I stood there, cup of tea in my hand, remembering the many beautiful mornings I had seen during my trips. Rain-soaked watery sunrises, golden sunrises, sun rising from the distant horizon, the red ball making its way up from behind the daunting snow-covered peaks, golden slivers trying to get through the thick green foliage as the chirping and twittering made for the most invigorating accompaniment. It felt like I belonged to every place I went to, as if it was destiny, as if I had to be there. Every moment was a story etched forever into my soul. As I stood there in the balcony, I wished I could be in the boat, moving slowly with the tides, heading towards a destination only the winds knew of.
It was then that I realized how small and insignificant our lives are. There is this whole unexplored world and we know nothing about it. We sit smug in our homes and restrict our worlds to our material comforts. We no longer want to know or see beyond the screens which have so successfully blindfolded us to this beauty. Globe trotters we may have become, but have we truly seen the world? We have a hoard of picture-perfect clicks, made even more perfect with the filters and apps, but is there any way in which we can capture the essence of the place, smell the smells so distinct, feel the spirit of the place? I don’t think so.

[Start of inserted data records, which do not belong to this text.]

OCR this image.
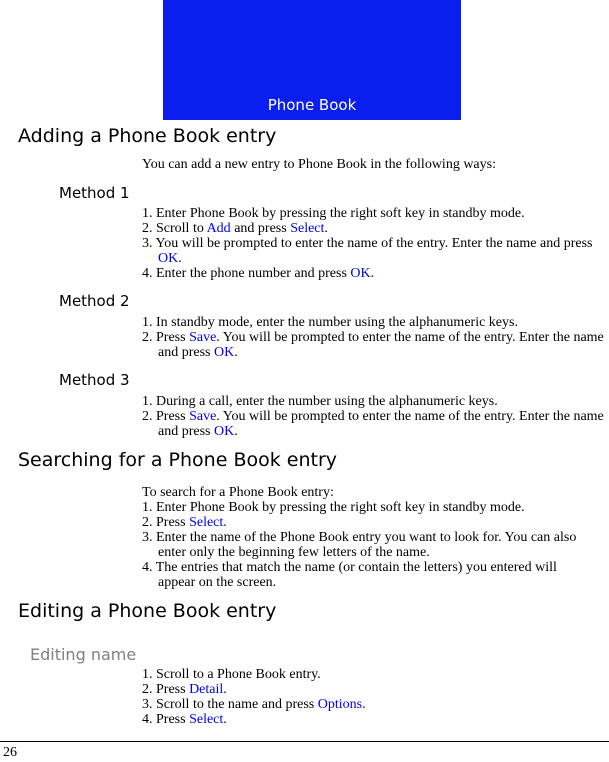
Phone Book
Adding a Phone Book entry

You can add a new entry to Phone Book in the following ways:

Method 1
1. Enter Phone Book by pressing the right soft key in standby mode.
2. Scroll to Add and press Select.
3. You will be prompted to enter the name of the entry. Enter the name and press OK.
4. Enter the phone number and press OK.
Method 2
1. In standby mode, enter the number using the alphanumeric keys.
2. Press Save. You will be prompted to enter the name of the entry. Enter the name and press OK.
Method 3
1. During a call, enter the number using the alphanumeric keys.
2. Press Save. You will be prompted to enter the name of the entry. Enter the name and press OK.
Searching for a Phone Book entry

To search for a Phone Book entry:

1. Enter Phone Book by pressing the right soft key in standby mode.
2. Press Select.
3. Enter the name of the Phone Book entry you want to look for. You can also enter only the beginning few letters of the name.
4. The entries that match the name (or contain the letters) you entered will appear on the screen.
Editing a Phone Book entry
Editing name
1. Scroll to a Phone Book entry.
2. Press Detail.
3. Scroll to the name and press Options.
4. Press Select.
26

An impromptu stop at a wayside tea-stall, chatting with the locals, sharing a simple meal with a farmer and his wife as they rested under a tree, exploring a long forgotten fort off-the-road and by happy happenstance meeting the caretaker whose family has been doing this for generations. Can I somehow capture these moments somewhere?
I can’t wait to pick up my bag and move again. Maybe with my caravan but move again I will. If there’s something I can never give up on hoarding, it’s the memories on the road, travelling and being one with this beautiful land.